Basel Pillar 3 Facelift
About a year or so ago, the Bank for International Settlements (BIS) revised its pillar 3 disclosure requirements for banks. This amendment felt as if it was a response to so many institutions disclosing disparate tripe much of the time. Today, BIS have released a new consultative document that sets out their entire vision as part of a second and hopefully final phase of facelifts for this reporting requirement.
Basel Committee on Banking Supervision Pillar III Revision | BIS [LINK]
The first thought that comes to mind is simply that of astonishment. This is going to be a huge amount of work for some banks and those institutions which have been avoiding such detailed analysis since the beginning of Basel II, are likely to find this ninety-six-page reporting requirement completely overwhelming.

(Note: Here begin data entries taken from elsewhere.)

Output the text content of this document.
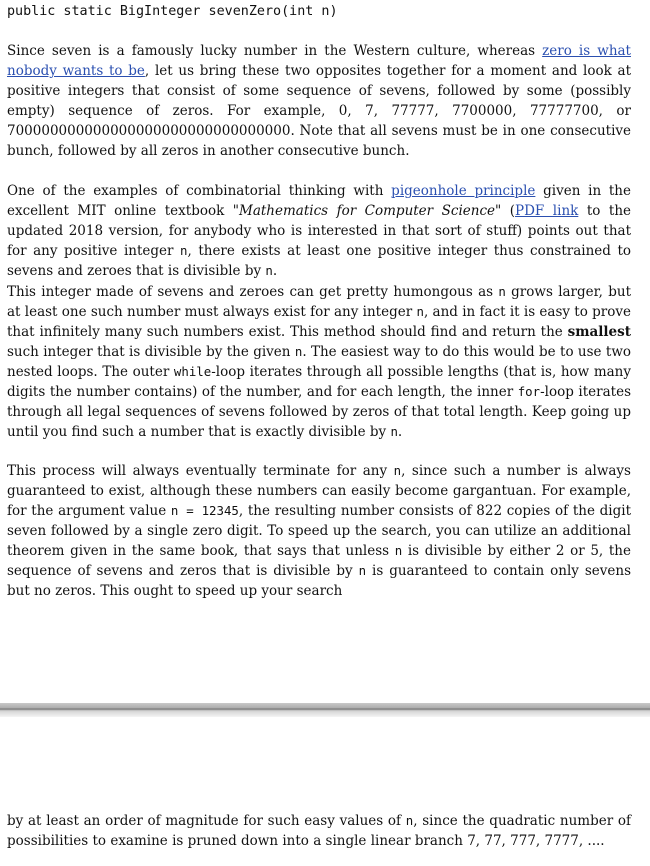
public static BigInteger sevenZero(int n)

Since seven is a famously lucky number in the Western culture, whereas zero is what nobody wants to be, let us bring these two opposites together for a moment and look at positive integers that consist of some sequence of sevens, followed by some (possibly empty) sequence of zeros. For example, 0, 7, 77777, 7700000, 77777700, or 700000000000000000000000000000000. Note that all sevens must be in one consecutive bunch, followed by all zeros in another consecutive bunch.

One of the examples of combinatorial thinking with pigeonhole principle given in the excellent MIT online textbook "Mathematics for Computer Science" (PDF link to the updated 2018 version, for anybody who is interested in that sort of stuff) points out that for any positive integer n, there exists at least one positive integer thus constrained to sevens and zeroes that is divisible by n.

This integer made of sevens and zeroes can get pretty humongous as n grows larger, but at least one such number must always exist for any integer n, and in fact it is easy to prove that infinitely many such numbers exist. This method should find and return the smallest such integer that is divisible by the given n. The easiest way to do this would be to use two nested loops. The outer while-loop iterates through all possible lengths (that is, how many digits the number contains) of the number, and for each length, the inner for-loop iterates through all legal sequences of sevens followed by zeros of that total length. Keep going up until you find such a number that is exactly divisible by n.

This process will always eventually terminate for any n, since such a number is always guaranteed to exist, although these numbers can easily become gargantuan. For example, for the argument value n = 12345, the resulting number consists of 822 copies of the digit seven followed by a single zero digit. To speed up the search, you can utilize an additional theorem given in the same book, that says that unless n is divisible by either 2 or 5, the sequence of sevens and zeros that is divisible by n is guaranteed to contain only sevens but no zeros. This ought to speed up your search

by at least an order of magnitude for such easy values of n, since the quadratic number of possibilities to examine is pruned down into a single linear branch 7, 77, 777, 7777, ....
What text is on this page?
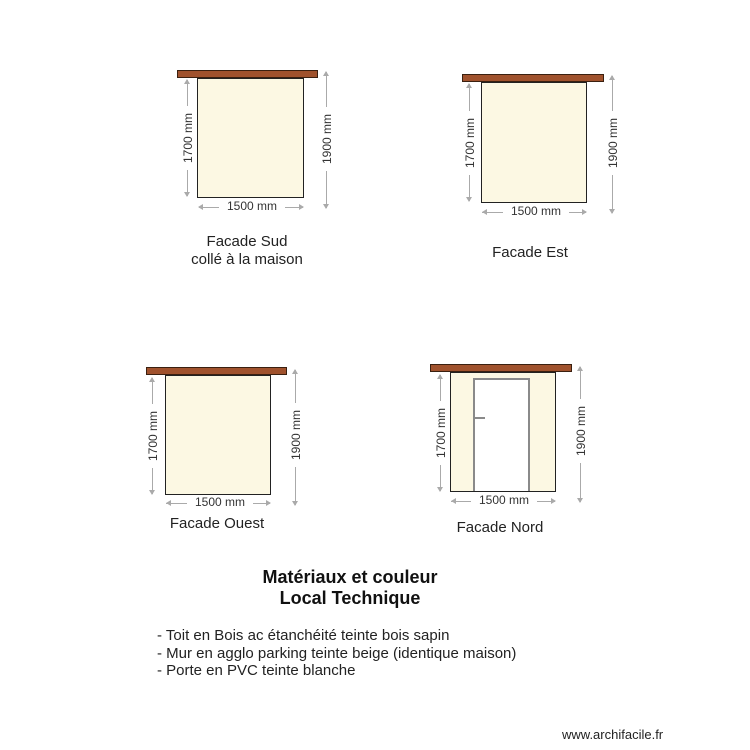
1700 mm	1900 mm
1500 mm
Facade Sud
collé à la maison
1700 mm	1900 mm
1500 mm
Facade Est
1700 mm	1900 mm
1500 mm
Facade Ouest
1700 mm	1900 mm
1500 mm
Facade Nord
Matériaux et couleur
Local Technique
- Toit en Bois ac étanchéité teinte bois sapin
- Mur en agglo parking teinte beige (identique maison)
- Porte en PVC teinte blanche
www.archifacile.fr
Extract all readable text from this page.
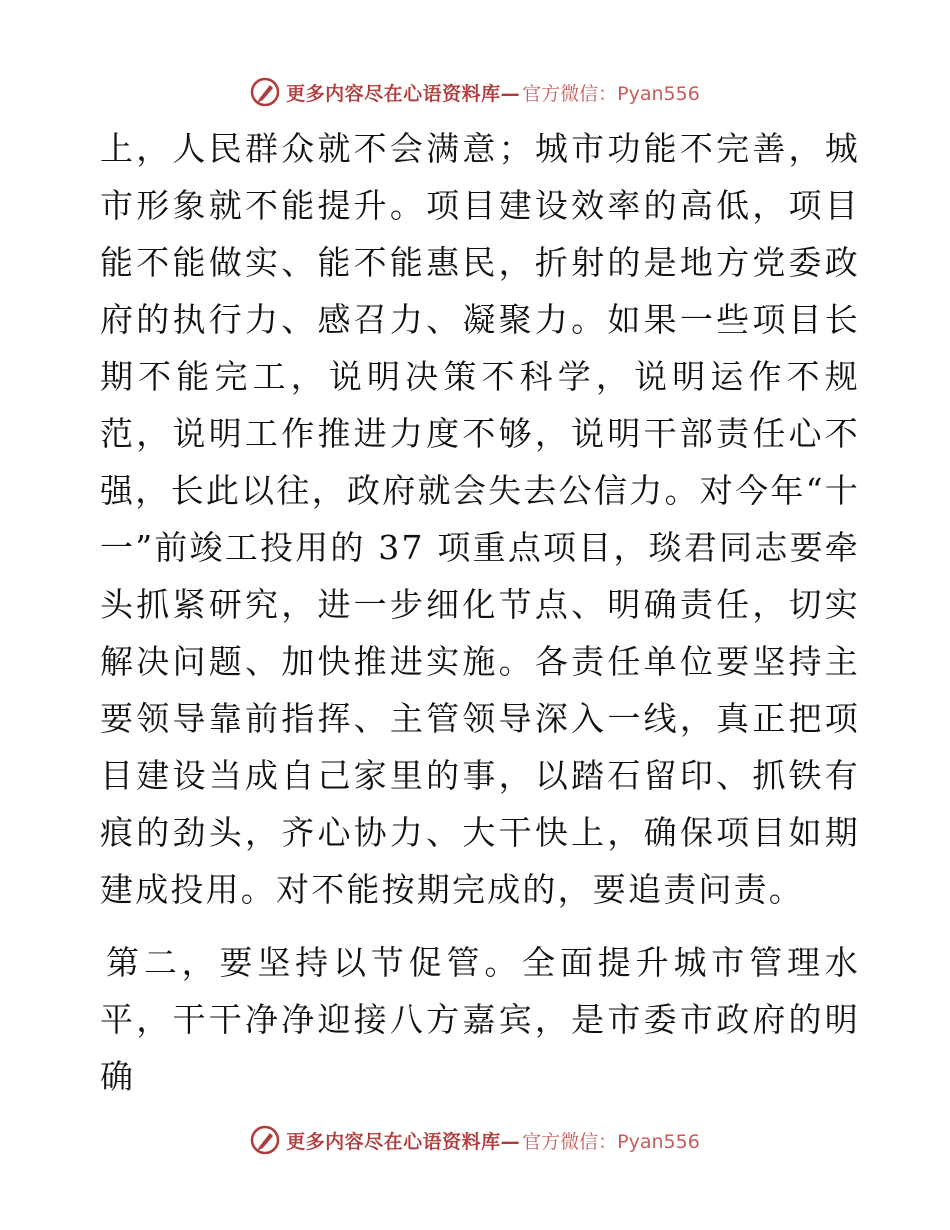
更多内容尽在心语资料库— 官方微信：Pyan556

上，人民群众就不会满意；城市功能不完善，城市形象就不能提升。项目建设效率的高低，项目能不能做实、能不能惠民，折射的是地方党委政府的执行力、感召力、凝聚力。如果一些项目长期不能完工，说明决策不科学，说明运作不规范，说明工作推进力度不够，说明干部责任心不强，长此以往，政府就会失去公信力。对今年“十一”前竣工投用的 37 项重点项目，琰君同志要牵头抓紧研究，进一步细化节点、明确责任，切实解决问题、加快推进实施。各责任单位要坚持主要领导靠前指挥、主管领导深入一线，真正把项目建设当成自己家里的事，以踏石留印、抓铁有痕的劲头，齐心协力、大干快上，确保项目如期建成投用。对不能按期完成的，要追责问责。

第二，要坚持以节促管。全面提升城市管理水平，干干净净迎接八方嘉宾，是市委市政府的明确

更多内容尽在心语资料库— 官方微信：Pyan556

For some banks, it will feel like the reset button has been pressed and Basel II is starting all over again.
On one hand, it is a bit saddening to see regulatory reporting becoming so nanny state and prescriptive, a sign of the times for the world of risk we can see. On the other hand, this is potentially a game changer. In effect, every bank across the planet is going to be brought onto a level playing field of disclosure and will be required to publish an incredible amount of quite revealing information. Reporting this type of internal details about the internal structure of a bank and so frequently might I add, pushes the rating agencies into the limelight in some respects. More importantly, there is going to be nowhere to hide for executives in these institutions.
"The regulatory framework: balancing risk sensitivity, simplicity and comparability”, the Committee noted that it could be beneficial for a standardised suite of resilience measures to be developed, together with standardised definitions and a disclosure template, in order to help investors’, compare these measures across banks and over time."
Pillar III Reporting Objective | BCBS
BIS have several intentions here but this new requirement is certainly in spirit of it all, aligned to their other objectives of homogenous comparability. This has been a motive for the global regulator for some time now, that banks can be compared, rated, scored and at a capital level. Secondly, BIS are trying to identify a framework that is sensitive and simple to apply. Whether these two objectives can operate synonymously together is another story entirely but either way some risk departments in banks have quite a bit of work to do to catch up.